A autora encerra sua obra trazendo novamente o diferencial entre língua e
gramática, que são coisas distintas e que não devem ser confundidas. A língua tem
mais acordes, mais vibrações, uma pauta maior, com mais notas e mais vibrações. A
língua nem cabe na gramática. A gramática é menor, mais curta, menos abrangente.
Tem menos lições. Portanto, as duas não rimam.
Língua e gramática também não rimam quando se confunde o estudo de nomenclatura com o estudo da gramática; quando não se vai além da nomenclatura,
para encontrar os sentidos que transparecem no uso real, concretizado, efetivado.
Uso geral. Todos. Não apenas aqueles que são reconhecidos como “cultos” ou
“prestigiados”. Todos têm sua validade e ninguém pode ser visto como menos dotado por não saber alinhar pela erudição e pela língua “bem-falada”.

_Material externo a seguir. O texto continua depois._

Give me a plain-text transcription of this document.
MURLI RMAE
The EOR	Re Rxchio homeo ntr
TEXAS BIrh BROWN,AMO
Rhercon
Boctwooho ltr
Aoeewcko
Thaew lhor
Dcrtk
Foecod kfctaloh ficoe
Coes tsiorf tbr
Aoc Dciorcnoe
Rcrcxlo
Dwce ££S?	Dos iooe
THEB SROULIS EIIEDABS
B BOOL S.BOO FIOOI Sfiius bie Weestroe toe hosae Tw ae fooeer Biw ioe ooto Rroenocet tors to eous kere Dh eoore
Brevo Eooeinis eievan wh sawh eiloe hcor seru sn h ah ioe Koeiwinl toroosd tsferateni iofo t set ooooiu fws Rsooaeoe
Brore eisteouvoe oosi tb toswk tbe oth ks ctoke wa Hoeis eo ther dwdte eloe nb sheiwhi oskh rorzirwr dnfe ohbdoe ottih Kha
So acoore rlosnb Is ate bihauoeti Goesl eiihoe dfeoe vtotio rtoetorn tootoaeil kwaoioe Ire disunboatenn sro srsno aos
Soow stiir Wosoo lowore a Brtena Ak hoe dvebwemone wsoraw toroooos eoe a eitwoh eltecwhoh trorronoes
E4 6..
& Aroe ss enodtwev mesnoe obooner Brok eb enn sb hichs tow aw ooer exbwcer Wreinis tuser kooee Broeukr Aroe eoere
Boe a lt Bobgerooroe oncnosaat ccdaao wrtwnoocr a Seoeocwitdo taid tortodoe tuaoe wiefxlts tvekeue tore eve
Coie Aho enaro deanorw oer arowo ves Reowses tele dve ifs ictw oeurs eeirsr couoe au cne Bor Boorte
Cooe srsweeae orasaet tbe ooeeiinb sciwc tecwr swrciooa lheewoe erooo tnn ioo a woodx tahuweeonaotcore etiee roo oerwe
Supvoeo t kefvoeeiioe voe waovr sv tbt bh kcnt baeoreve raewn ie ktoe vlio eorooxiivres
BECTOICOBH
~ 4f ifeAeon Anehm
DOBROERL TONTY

Língua e gramática podem ser uma solução aprendendo a apreciar a recriação da língua cada vez que a gramática varia, cada vez que ela se submete às condições de uso e se deixa levar pelos propósitos de quem a usa; quer dizer, se não
deixar que a gramática assuma o comando absoluto de tudo e saia do lugar de adjuvante; de companheira, apenas, cuja presença é necessária, mas não, suficiente.
Língua e gramática podem ser uma solução se soubermos ir adiante, muito
além da gramática; muito além até mesmo da língua, para alcançar a nós mesmos e
aos vestígios mais sutis da cultura, da história, dos discursos todos que teceram e
tecem os versos de cada um. Teríamos cumprido a missão sonhada de fazer a travessia do ensino de línguas sem tantas pedras no caminho!